Pronunciation French

OK, you’re going to need to be able to speak easy basic French so that French people can understand you! So, first of all, you need to learn easy basic French pronunciation!

Remember, this website is not to give you a thorough grounding in grammar and vocabulary. What Snappy French does do is give you a collection of basic French words and phrases which’ll help you get by and show the locals that you’re trying.

OK, down to the nitty gritty: consonants are more or less pronounced as they are in English, but there are two golden rules you need to learn:

ch is always pronounced like the English sh.
qu is always pronounced like an English k.

Vowels are always a bit more of a problem in any language, but as you don’t want to know the rules let’s not worry about that. Anyway, forget the boring stuff – how you say a word will be clear in the examples.
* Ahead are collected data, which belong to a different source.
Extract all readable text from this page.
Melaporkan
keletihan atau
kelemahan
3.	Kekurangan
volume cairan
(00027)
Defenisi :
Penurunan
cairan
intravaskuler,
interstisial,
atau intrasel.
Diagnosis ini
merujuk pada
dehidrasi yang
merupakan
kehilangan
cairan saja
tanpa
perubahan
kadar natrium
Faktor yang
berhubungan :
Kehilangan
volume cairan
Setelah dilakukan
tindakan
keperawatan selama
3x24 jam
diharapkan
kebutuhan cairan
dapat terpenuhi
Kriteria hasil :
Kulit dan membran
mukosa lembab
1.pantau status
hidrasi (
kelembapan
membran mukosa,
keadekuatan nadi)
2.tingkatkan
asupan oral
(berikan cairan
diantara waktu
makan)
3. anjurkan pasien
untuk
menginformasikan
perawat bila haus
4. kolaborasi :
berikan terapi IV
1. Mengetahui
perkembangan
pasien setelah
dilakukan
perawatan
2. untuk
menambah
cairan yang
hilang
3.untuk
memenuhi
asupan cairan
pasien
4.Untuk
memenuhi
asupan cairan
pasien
OK, here we go! The following is designed to make it easy to learn basic French pronunciation with Snappy French! On each page, there are tables of essential words and phrases. This table I took from materials written by the best Australian essay writing company. English is in the first column, French in the second, and the third column spells out how you would say it using sounds in English. This won’t give you completely authentic French pronunciation, but it will help you to be understood – just say what you see! However, there’s a BUT: some sounds in French don’t exist in English at all, so it’s very difficult to write a pronunciation using English letters. The most important ones are:

j is always pronounced like the second g in the word negligé. Well, it is a French word! So, in the third column of the tables, this is shown as zh.

r is always rolled at the back of the mouth, unlike an English r which is rolled between the tongue and front teeth. Try vibrating the back of your tongue against the top of your mouth and you’ll pretty much have it.

As we’re really here to make sure that you have the basics in place for speaking, we won’t bore you with much here. Just remember that you will see certain marks in written French that you won’t see in English, like these accents: é and è, or sometimes a mark under a c like this: ç, as well as a hat on some vowels like this: ô. These marks are there to change the sound slightly, but there’s no need to worry – just pronounce what you see in the third column!